In the years since the EPA’s original rule was announced, many plants have closed. Plant owners and operators reported to the U.S. Energy Information Administration in 2011 that they expect to retire about 8.5 percent of coal-fired capacity through 2016, mostly in the eastern half of the country and more than four times the retirements of the preceding five-year period. A record high of 10GW of coal-fired capacity is expected to retire in 2015.

The Edison Electric Institute, an association of shareholder-owned electric companies, forecasts that 15 percent of nationwide coal-fired capacity will have retired from 2010 to 2022, not including potential retirements from future regulations.

American Electric Power Co. (NYSE: AEP), one of the nation’s largest electric utilities, which delivers electricity to more than 5 million customers in 11 states, spent $415 million on environmental investments last year and expects that amount to grow to $588 million this year and $644 million in 2015. Some of the potential investments include retrofitting plants in Virginia and Kentucky with natural gas capacity.

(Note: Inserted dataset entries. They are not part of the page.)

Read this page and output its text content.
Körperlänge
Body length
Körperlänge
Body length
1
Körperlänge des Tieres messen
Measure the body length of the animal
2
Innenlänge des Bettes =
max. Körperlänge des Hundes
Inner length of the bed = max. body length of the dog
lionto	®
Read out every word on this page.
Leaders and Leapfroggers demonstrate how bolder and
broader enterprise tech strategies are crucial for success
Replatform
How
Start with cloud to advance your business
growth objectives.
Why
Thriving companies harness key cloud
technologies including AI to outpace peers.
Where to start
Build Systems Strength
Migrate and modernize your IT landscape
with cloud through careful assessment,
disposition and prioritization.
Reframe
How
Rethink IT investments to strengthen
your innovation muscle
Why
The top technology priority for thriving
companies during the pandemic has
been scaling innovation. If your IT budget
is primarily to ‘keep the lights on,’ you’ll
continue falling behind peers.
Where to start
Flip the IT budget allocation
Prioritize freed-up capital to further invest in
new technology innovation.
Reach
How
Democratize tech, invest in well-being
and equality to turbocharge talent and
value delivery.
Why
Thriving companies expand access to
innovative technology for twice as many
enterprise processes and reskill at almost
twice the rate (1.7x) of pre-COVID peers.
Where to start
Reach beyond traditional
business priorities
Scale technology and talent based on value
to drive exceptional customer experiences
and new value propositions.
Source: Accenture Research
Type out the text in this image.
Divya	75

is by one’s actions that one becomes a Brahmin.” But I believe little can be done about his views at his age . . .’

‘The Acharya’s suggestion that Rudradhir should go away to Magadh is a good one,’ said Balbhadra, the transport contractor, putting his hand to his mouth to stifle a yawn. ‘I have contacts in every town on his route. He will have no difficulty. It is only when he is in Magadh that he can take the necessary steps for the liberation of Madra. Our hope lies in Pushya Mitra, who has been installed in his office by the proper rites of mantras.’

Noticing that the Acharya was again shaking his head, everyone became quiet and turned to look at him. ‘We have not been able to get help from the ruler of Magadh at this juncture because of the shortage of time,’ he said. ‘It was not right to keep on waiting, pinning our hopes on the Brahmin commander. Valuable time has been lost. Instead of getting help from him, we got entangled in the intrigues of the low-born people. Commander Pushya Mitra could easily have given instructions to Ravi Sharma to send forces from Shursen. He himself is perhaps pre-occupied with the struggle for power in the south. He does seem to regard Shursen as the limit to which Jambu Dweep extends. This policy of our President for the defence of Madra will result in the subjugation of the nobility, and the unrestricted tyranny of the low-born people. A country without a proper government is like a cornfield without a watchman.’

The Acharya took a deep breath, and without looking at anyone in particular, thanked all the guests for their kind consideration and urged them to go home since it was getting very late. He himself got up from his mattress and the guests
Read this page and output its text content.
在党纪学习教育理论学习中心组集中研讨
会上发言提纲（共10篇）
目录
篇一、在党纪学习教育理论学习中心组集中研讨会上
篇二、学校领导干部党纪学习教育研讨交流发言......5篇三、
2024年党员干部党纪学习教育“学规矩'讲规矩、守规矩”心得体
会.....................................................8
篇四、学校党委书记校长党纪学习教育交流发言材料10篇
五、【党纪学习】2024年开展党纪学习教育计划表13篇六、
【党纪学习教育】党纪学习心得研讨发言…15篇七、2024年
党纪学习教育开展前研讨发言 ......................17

Natural gas plants emit about half the air pollution of coal-fired plants.

The EPA estimated in 2011 that the Cross-State Air Pollution Rule would cost utility companies $800 million annually in 2014, in addition to the $1.6 billion per year power plant operators spend to comply with the Clean Air Interstate Rule, mandated in 2005. The EPA claims the costs will be outweighed by the health benefits, estimated at up to $280 billion annually starting this year.

When asked Wednesday if EPA would recalculate those costs for more up-to-date accuracy, an EPA spokesperson said the agency is “reviewing the decision and deciding on next steps.”

The EPA is preparing to release another regulation in June to reduce carbon pollution from existing power plants.

“There’s definitely a lot of uncertainty right now,” Philip Wallach, a fellow at the nonpartisan Brookings Institution, a Washington public policy center. “All this time the rule has been in place, even though it was struck down in lower courts. It’s been a slow-moving battle.”

The utility industry’s fight against environmental regulations dates back to a provision on interstate pollution in the 1976 Clean Air Act.

“This has been fought at for my entire professional lifetime, and it’s still not over,” Weissman said.